A former operative on the Liberal side told me that Shorten will actively want to lose the balance of power on the carbon tax issue, to remove it as a distraction. In other words, lose in WA, to win in Canberra?

Meanwhile, if the unconfirmed story is true - that is, that Labor really won’t preference Ludlam – then the Greens will look to other minor parties to get up to a full quota of votes. On primary votes at the 2013 election, the Greens got 0.66 of a quota, and Labor got 1.86 quotas. Both need preferences to get one, or two quotas respectively.

As noted previously (Abbott’s nightmare is unfolding in WA, December 10 2013 ), the biggest chunks of quota available to help them make up the numbers were the Liberal Democrats (0.24 of a quota), the Australian Christians (0.11) and the Sex Party (0.10) and the Help End Marijuana Prohibition (HEMP) party (0.7).

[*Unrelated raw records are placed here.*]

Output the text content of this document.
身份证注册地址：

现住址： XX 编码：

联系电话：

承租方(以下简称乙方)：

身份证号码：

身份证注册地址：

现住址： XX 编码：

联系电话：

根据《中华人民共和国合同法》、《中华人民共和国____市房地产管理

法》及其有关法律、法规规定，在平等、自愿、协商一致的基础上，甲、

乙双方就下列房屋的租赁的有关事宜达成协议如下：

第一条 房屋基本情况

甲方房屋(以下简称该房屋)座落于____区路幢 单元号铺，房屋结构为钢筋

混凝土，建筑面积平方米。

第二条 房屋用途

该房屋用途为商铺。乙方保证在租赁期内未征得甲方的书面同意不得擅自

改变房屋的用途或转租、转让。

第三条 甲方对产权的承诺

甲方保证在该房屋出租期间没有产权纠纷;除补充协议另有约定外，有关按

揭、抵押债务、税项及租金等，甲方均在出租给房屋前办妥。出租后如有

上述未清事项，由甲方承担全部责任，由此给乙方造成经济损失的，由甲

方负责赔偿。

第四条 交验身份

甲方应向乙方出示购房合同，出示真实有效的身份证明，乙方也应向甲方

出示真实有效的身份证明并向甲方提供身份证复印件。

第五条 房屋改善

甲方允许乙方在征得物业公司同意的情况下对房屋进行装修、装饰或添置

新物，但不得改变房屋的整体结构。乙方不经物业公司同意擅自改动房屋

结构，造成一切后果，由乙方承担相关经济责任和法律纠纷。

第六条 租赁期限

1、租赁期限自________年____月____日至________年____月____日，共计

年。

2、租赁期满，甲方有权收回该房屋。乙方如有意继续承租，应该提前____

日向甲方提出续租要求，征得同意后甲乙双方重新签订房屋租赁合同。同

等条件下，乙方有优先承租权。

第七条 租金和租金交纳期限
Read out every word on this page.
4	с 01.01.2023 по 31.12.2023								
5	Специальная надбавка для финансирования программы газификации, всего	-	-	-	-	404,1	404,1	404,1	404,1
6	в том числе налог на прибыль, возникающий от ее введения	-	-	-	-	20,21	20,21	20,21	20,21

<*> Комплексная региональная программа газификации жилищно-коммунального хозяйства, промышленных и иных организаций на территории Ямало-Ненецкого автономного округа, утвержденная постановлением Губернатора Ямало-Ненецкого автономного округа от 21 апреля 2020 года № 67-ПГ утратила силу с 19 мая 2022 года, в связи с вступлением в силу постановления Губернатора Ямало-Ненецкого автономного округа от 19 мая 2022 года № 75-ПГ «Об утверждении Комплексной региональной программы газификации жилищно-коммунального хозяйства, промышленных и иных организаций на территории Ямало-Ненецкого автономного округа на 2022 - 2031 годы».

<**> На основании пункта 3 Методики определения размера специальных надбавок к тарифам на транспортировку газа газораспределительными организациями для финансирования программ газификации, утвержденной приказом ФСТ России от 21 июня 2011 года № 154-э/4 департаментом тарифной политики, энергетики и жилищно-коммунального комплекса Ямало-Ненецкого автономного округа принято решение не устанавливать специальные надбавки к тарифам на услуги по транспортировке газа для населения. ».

The HEMP party has reportedly agreed to preference Labor due to a dispute with the Greens over a drugs forum that was supposed to be held in Canberra after the 2013 election, but wasn’t. The Liberal Democrats won’t preference either Labor or the Greens. The Australian Christians say they are still in negotiations with all parties, and that a proliferation of minor parties at the re-run election makes that process even more complex. And the Sex Party, while agreeing that both the Greens and themselves are “socially progressive” had some serious clashes on both policy and preferencing at the 2013 election.

That said, the Sex Party will run potentially popular campaign issues, including promoting the legalising of cannabis, as has just occurred in Colorado in the US. It says "one in three Australians have tried cannabis at some point in their lives and one in ten regularly enjoy cannabis safely as a recreational product".

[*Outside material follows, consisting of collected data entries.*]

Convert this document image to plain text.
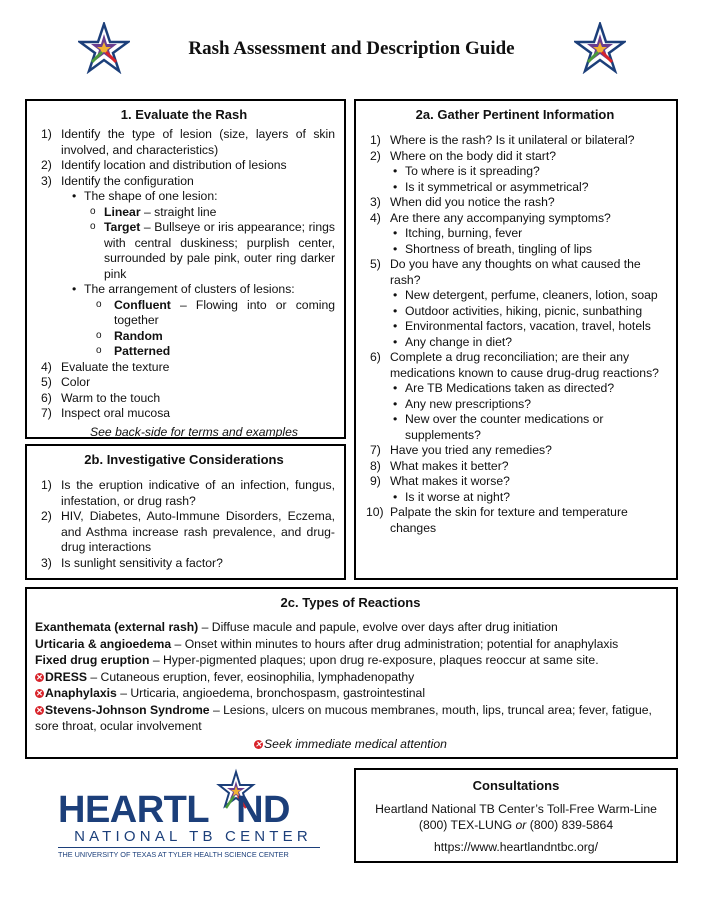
Rash Assessment and Description Guide
1. Evaluate the Rash
1) Identify the type of lesion (size, layers of skin involved, and characteristics)
2) Identify location and distribution of lesions
3) Identify the configuration
• The shape of one lesion:
o Linear – straight line
o Target – Bullseye or iris appearance; rings with central duskiness; purplish center, surrounded by pale pink, outer ring darker pink
• The arrangement of clusters of lesions:
o Confluent – Flowing into or coming together
o Random
o Patterned
4) Evaluate the texture
5) Color
6) Warm to the touch
7) Inspect oral mucosa
See back-side for terms and examples
2a. Gather Pertinent Information
1) Where is the rash? Is it unilateral or bilateral?
2) Where on the body did it start?
• To where is it spreading?
• Is it symmetrical or asymmetrical?
3) When did you notice the rash?
4) Are there any accompanying symptoms?
• Itching, burning, fever
• Shortness of breath, tingling of lips
5) Do you have any thoughts on what caused the rash?
• New detergent, perfume, cleaners, lotion, soap
• Outdoor activities, hiking, picnic, sunbathing
• Environmental factors, vacation, travel, hotels
• Any change in diet?
6) Complete a drug reconciliation; are their any medications known to cause drug-drug reactions?
• Are TB Medications taken as directed?
• Any new prescriptions?
• New over the counter medications or supplements?
7) Have you tried any remedies?
8) What makes it better?
9) What makes it worse?
• Is it worse at night?
10) Palpate the skin for texture and temperature changes
2b. Investigative Considerations
1) Is the eruption indicative of an infection, fungus, infestation, or drug rash?
2) HIV, Diabetes, Auto-Immune Disorders, Eczema, and Asthma increase rash prevalence, and drug-drug interactions
3) Is sunlight sensitivity a factor?
2c. Types of Reactions
Exanthemata (external rash) – Diffuse macule and papule, evolve over days after drug initiation
Urticaria & angioedema – Onset within minutes to hours after drug administration; potential for anaphylaxis
Fixed drug eruption – Hyper-pigmented plaques; upon drug re-exposure, plaques reoccur at same site.
✕ DRESS – Cutaneous eruption, fever, eosinophilia, lymphadenopathy
✕ Anaphylaxis – Urticaria, angioedema, bronchospasm, gastrointestinal
✕ Stevens-Johnson Syndrome – Lesions, ulcers on mucous membranes, mouth, lips, truncal area; fever, fatigue, sore throat, ocular involvement
✕ Seek immediate medical attention
HEARTL ND
NATIONAL TB CENTER
THE UNIVERSITY OF TEXAS AT TYLER HEALTH SCIENCE CENTER
Consultations
Heartland National TB Center’s Toll-Free Warm-Line
(800) TEX-LUNG or (800) 839-5864
https://www.heartlandntbc.org/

Sex Party leader Fiona Patten also says she’s concerned about the dramatic spike in unemployment in the 18-to-24 year old age group. She told me on Friday that while she would hate to see any of those youngsters “forced” into the “adult industries,” those that seek work in that sector must be supported to do so safely, in licenced businesses with good OH&S provisions that pay taxes like anyone else.

Patten's  arguments on drugs and sex workers, if they cut through in WA, could hand an extra quota to Labor or the Greens depending on which her party preferences. 

The WA outcome, indeed Australia's political future, could just hinge on issues of sex and drugs.